Instagram is updating its Account Status feature to better inform business and creator accounts why some of their posts are suppressed, as it aims for more transparency with users.
Those accounts will now know which of their posts are “eligible to be recommended” by Instagram’s algorithm to non-followers in other sections of the platform. This includes places like the Explore page, Moments, and In-Feed recommendations. On the other hand, Instagram will also inform accounts why their content is not being recommended, explaining how, for example, it violates our Community Guidelines, according to the ad (opens in new tab)🇧🇷 This information can also be found at Instagram creators page (opens in new tab)🇧🇷 it’s just more front and center than before.
And, once informed, creators have the opportunity to edit or delete the offending post or appeal if they feel Instagram was a little overzealous in flagging that content. The review team will carefully examine said post before coming back with a new decision.

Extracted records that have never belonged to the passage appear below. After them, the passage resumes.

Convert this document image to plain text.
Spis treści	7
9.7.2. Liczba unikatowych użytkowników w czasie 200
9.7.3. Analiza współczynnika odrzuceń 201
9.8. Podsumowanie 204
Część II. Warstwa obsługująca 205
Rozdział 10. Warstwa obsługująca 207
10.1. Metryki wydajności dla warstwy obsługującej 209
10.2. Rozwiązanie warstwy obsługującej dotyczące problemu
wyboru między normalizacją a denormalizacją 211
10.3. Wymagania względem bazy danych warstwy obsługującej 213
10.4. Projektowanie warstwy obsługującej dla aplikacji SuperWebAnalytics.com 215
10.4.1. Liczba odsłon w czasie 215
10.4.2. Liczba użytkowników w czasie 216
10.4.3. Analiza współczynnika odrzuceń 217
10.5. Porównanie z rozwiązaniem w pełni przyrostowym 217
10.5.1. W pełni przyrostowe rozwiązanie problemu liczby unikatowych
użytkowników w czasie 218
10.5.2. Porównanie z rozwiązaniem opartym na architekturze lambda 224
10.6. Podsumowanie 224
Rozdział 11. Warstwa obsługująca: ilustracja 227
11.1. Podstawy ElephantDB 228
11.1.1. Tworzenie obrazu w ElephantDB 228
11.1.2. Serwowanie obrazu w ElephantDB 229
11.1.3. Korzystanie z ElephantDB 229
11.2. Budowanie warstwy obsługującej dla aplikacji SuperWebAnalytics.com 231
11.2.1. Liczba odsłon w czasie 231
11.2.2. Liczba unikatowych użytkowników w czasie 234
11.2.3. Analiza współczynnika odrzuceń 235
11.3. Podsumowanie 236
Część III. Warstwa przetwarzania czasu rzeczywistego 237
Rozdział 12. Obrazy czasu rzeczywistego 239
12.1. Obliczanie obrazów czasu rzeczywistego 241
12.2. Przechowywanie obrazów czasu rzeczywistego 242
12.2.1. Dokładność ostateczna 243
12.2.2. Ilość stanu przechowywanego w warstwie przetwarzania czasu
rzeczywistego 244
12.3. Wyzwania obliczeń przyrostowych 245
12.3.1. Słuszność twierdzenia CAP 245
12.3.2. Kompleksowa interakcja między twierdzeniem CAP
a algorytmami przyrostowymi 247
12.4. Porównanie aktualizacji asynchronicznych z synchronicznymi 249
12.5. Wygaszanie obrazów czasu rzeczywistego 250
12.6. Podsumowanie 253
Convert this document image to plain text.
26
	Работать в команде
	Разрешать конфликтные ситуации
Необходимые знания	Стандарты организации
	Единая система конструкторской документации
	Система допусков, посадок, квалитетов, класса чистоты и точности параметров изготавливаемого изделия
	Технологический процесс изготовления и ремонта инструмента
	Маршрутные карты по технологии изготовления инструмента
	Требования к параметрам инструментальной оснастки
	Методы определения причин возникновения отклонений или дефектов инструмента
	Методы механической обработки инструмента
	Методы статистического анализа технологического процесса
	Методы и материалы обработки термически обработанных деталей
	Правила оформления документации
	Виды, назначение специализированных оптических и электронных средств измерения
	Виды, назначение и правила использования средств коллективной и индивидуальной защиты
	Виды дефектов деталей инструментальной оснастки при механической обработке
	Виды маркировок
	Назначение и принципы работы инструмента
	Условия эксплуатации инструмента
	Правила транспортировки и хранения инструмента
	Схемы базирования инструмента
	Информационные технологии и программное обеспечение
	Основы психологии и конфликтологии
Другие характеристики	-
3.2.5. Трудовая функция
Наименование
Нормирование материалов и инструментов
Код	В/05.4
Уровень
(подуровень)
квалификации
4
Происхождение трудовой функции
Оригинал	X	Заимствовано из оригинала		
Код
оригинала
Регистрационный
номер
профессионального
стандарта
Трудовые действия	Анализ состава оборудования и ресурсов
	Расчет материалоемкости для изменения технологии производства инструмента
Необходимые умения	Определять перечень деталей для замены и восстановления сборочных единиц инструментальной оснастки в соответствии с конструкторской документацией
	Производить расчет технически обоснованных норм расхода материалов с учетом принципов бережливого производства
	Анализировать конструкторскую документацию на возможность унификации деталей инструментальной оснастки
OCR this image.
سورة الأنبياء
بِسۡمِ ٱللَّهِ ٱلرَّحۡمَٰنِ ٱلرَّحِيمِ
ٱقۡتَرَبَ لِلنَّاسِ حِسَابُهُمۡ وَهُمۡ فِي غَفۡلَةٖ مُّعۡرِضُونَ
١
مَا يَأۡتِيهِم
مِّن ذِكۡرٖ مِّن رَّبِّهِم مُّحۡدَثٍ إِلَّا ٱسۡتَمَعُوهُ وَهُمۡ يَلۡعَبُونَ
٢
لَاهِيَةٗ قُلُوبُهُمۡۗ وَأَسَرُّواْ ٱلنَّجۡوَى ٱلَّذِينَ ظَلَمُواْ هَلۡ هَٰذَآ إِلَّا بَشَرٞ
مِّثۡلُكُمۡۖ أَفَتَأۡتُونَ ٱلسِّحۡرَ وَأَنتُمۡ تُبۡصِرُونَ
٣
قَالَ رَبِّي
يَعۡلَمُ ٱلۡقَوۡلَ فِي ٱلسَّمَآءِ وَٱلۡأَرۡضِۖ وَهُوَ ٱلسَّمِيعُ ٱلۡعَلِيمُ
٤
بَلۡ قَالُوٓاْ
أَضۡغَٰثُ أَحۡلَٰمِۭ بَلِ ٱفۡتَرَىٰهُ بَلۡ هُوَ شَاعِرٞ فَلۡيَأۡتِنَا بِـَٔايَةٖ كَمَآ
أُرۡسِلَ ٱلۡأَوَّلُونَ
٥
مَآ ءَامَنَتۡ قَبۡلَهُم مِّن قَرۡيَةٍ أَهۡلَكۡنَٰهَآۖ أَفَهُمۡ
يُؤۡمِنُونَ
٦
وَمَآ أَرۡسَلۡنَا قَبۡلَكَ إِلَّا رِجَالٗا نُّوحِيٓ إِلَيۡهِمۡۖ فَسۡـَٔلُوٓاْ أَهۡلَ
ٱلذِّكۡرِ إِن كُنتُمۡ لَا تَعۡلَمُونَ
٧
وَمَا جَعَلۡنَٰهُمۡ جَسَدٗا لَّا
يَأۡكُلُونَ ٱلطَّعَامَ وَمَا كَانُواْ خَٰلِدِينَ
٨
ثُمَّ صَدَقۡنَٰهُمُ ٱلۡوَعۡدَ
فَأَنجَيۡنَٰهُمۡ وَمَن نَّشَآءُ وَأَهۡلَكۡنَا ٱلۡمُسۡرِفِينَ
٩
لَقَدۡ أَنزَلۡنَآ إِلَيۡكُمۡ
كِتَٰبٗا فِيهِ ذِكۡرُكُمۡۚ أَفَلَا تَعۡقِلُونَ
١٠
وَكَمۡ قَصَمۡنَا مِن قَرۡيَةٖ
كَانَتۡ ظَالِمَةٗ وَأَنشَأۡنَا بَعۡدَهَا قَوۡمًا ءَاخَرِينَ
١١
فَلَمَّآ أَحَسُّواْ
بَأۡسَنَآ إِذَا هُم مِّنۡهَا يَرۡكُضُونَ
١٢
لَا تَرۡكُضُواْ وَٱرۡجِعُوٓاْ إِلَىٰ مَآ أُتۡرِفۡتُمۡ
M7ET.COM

If this sounds familiar, it’s because regular accounts have been able to appeal flagged content since the launch of Account Status in October 2021.
For a future update, there are tips for expanding Account Status to other features like the search function, as well as educating creators on how to better reach non-followers.
It is unknown when the Account Status update will be rolled out and to where. The implication is that new features are currently being released. We asked Instagram if they could clarify the release window and tell us more about future account status additions. We’ll update this story if we get an answer.
clarifying the algorithm
In the announcement, Instagram states that it understands how frustrating it can be for accounts to understand why they aren’t getting the engagement they once did. That’s really the point of this update: to clear up the confusion. Social media algorithms are a frequent source of frustration for many content creators. How these algorithms work is a closely guarded secret. If you spend a lot of time on YouTube, for example, you’ll run into a content creator complaining about how hard it is to understand what is recommended or suppressed.
There have been third-party moves in the past year to fix this issue. The most notable was when the European Union approved the Digital Services Law🇧🇷 which will force tech giants like Meta to reveal how their recommendation algorithms work. However, that law won’t go into effect until 2024, so primary tools will remain limited.
But there are third-party tools out there. Check out recent updates best social media management tools of 2022🇧🇷 They are a good way to post content so you can maintain high audience engagement.